2010年代中盤、火曜22時台(カンテレ制作)で後発のTBSに戦いを仕掛けられて低迷し、火曜21時台に移動したがうまくいかず、月曜22時台に再移動。一方、TBSの火曜22時台はフジが撤退したタイミングで『逃げるは恥だが役に立つ』が放送されて人気ドラマ枠としてのベースが築かれた。フジは水曜22時台でも、火曜22時台でも(さらに言えば日曜21時台も含め)、「ドラマ枠の競合で苦戦し、撤退する」という負の歴史を繰り返していたが、今回は視聴率だけでなく配信再生を含む判断によって同じ轍(てつ)を踏まなかったことになる。
これまでは競合すると撤退する側だったフジが踏み留まり、踏み留まる側だった日テレが撤退。さらにフジの編成を踏襲するという、これまでの日テレならありえない戦略であるところが示唆に富んでいる。
○■競合も連続も影響が少ない時代へ
気になるのは、日テレが局の看板枠を終わらせてまで今春から採用する「21時台・22時台にドラマを連続放送する」という編成戦略は、ポジティブなものとは言いづらいこと。これはリアルタイム視聴を最優先に考えられた編成戦略であり、TVerにおけるコネクテッドTV(ネット回線につなげたTV)の再生が3割・月間1億回に急増するなど、リアルタイム視聴者が大幅に減り続けている今、効果は限定的なものに留まる可能性が高い。
言わば、「21時台・22時台にドラマを連続放送する」という編成戦略は、「分母が小さくなる一方のリアルタイム視聴者をつかむものでしかない」ということ。「まだまだ放送収入と配信収入の格差が大きいため、減り続けているのを承知で前者を狙わなければいけない」という民放各局の苦しさが表れているのではないか。

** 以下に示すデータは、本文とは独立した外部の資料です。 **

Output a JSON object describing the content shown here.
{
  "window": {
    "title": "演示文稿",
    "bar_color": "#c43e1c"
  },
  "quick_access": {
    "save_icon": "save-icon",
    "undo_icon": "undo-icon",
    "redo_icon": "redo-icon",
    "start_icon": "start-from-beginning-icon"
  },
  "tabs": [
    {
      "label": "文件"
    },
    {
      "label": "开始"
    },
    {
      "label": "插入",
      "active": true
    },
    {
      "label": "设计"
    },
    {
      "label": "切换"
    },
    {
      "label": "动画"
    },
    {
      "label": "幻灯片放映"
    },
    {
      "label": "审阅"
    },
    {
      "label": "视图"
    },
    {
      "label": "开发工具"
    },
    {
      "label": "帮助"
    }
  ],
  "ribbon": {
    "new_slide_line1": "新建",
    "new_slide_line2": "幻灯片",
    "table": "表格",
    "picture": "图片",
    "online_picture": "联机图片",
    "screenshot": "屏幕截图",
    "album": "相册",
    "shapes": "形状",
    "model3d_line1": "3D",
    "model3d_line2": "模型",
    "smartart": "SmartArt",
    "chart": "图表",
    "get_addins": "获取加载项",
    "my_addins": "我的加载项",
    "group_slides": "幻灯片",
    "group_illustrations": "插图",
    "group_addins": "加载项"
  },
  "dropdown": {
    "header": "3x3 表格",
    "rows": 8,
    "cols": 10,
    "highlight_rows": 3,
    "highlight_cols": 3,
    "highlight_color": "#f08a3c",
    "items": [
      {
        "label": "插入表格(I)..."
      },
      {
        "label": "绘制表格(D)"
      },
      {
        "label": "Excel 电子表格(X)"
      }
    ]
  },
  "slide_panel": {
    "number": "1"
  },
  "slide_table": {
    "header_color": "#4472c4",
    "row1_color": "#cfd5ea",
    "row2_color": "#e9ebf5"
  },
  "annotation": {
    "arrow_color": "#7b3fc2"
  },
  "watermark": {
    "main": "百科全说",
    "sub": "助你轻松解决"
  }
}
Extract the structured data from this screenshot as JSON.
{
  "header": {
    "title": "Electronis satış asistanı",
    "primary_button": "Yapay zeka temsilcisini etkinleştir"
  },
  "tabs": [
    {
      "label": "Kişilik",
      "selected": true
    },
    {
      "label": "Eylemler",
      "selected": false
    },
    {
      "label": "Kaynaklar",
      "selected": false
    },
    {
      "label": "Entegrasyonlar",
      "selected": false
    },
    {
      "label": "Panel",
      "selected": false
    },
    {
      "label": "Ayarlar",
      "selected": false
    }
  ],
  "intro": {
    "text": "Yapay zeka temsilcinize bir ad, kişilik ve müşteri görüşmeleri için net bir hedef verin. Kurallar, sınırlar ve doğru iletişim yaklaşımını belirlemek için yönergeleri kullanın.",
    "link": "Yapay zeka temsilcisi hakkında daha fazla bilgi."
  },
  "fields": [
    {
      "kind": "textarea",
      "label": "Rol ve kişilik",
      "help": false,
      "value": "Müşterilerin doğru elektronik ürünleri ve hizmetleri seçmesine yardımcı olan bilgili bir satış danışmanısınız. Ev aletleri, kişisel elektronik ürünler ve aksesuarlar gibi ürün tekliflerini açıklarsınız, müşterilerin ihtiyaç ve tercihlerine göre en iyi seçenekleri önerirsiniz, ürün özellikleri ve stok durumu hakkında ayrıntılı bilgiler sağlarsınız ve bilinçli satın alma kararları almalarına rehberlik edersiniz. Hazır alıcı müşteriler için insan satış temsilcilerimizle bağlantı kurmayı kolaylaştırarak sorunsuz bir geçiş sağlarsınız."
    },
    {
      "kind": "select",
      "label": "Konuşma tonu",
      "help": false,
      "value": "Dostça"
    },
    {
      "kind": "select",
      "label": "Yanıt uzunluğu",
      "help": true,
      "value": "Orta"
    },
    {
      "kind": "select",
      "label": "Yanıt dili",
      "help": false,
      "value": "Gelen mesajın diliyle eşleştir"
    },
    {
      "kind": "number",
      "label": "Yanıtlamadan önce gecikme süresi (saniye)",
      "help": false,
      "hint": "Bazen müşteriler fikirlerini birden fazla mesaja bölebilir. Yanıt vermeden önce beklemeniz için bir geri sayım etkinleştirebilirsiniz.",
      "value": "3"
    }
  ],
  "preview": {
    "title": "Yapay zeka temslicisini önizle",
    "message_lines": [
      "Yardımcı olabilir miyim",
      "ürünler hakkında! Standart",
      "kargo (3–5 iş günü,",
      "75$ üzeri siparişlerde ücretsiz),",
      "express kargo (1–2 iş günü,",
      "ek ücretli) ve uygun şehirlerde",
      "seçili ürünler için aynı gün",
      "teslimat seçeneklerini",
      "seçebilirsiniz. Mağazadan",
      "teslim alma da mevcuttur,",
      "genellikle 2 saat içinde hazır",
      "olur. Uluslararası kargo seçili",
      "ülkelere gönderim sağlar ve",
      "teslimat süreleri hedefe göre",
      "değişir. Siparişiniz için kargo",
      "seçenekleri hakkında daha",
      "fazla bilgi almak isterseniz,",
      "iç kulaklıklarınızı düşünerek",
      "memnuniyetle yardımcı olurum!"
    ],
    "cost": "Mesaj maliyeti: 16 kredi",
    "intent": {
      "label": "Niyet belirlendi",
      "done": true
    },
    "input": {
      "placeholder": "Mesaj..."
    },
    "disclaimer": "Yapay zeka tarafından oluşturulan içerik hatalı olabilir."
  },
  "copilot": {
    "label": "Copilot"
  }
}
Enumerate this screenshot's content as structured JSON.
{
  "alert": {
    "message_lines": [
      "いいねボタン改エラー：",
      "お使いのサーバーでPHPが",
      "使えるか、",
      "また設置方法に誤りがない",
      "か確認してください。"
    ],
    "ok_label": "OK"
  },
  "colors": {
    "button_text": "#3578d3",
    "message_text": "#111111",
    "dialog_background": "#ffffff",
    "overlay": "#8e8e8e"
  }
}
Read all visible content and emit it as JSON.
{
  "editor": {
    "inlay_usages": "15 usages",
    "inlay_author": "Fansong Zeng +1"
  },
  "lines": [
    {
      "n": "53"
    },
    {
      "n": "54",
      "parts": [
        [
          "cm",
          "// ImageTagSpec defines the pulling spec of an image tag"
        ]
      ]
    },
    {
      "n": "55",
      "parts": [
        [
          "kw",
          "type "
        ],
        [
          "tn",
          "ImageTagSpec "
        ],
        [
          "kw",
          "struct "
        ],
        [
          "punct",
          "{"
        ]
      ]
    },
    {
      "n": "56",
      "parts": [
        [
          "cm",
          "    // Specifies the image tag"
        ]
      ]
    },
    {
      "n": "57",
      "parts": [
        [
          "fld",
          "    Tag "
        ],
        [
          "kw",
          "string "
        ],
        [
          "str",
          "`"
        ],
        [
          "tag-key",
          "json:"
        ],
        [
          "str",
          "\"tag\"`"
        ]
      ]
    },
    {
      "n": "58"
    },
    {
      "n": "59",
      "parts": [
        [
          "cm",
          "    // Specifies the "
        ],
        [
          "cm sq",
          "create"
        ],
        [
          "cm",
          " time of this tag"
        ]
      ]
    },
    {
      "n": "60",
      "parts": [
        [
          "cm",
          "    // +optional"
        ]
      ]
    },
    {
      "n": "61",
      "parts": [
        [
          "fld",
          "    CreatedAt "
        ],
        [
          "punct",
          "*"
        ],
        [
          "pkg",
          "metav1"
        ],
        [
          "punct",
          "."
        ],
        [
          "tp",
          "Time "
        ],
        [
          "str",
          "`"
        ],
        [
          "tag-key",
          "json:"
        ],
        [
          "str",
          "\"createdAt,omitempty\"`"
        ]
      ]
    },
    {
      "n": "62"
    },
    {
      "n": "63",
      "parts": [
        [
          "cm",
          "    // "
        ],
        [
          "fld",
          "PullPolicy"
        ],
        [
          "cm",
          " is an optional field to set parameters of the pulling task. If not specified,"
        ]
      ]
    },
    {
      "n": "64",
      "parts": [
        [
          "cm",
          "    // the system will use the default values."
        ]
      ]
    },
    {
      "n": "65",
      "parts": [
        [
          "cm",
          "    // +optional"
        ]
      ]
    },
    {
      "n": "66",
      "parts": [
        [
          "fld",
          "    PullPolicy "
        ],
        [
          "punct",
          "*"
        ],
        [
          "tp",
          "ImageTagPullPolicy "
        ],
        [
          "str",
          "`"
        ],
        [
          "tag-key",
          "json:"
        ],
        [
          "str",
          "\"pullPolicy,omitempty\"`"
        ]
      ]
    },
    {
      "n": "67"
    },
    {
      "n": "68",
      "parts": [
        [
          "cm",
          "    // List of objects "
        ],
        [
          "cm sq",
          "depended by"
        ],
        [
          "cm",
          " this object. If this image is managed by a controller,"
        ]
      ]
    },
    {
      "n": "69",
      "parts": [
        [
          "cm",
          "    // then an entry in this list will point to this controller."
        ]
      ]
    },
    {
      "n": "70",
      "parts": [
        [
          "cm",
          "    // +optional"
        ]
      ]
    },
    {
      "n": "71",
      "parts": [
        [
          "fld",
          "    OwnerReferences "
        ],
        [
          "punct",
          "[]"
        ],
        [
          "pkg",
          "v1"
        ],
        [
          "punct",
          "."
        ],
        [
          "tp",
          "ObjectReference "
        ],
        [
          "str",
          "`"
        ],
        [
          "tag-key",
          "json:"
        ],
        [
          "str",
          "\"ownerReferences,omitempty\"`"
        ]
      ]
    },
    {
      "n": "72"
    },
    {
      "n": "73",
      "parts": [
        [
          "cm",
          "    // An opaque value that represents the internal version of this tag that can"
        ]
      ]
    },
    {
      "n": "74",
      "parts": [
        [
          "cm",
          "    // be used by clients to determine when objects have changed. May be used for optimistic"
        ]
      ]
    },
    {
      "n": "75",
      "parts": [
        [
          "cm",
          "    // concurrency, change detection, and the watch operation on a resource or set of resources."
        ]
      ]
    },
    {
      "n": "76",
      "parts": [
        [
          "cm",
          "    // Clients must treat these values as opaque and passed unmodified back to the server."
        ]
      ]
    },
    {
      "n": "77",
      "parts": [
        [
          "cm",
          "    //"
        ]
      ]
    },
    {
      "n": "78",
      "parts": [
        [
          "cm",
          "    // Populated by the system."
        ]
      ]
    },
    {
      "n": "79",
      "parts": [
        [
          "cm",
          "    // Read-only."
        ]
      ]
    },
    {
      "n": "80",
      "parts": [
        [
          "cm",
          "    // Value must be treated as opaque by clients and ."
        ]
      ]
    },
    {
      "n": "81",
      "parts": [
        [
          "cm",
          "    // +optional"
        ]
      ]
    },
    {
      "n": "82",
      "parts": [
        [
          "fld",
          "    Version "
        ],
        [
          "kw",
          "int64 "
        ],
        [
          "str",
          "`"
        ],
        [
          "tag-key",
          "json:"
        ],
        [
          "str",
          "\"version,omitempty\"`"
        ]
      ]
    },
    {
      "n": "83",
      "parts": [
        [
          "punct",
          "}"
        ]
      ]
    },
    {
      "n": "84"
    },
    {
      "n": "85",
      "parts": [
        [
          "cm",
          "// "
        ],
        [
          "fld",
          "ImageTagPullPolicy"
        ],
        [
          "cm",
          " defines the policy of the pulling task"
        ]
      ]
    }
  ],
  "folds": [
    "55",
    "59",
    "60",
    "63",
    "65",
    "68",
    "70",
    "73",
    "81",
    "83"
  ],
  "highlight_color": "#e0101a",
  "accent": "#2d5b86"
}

現在、民放各局はTVerにおける新旧ドラマのキャンペーンをテレビ、ネット、街頭などで大々的にPRしている。しかし、スマホやタブレットだけでなくテレビ画面でTVerを見る人も増える中、民放各局の新旧250作が見られるキャンペーンを行えば、自らリアルタイム視聴者を減らしてしまいかねない。
つまり、少なくともドラマに関しては「視聴率が減る」というリスク覚悟でTVerを筆頭に動画配信サービスの利用推進を行っていることは間違いないだろう。その意味で、今後は「放送におけるドラマ枠の競合も、2作連続の編成戦略も、大勢に影響はない」という流れに向かっていくことが推察される。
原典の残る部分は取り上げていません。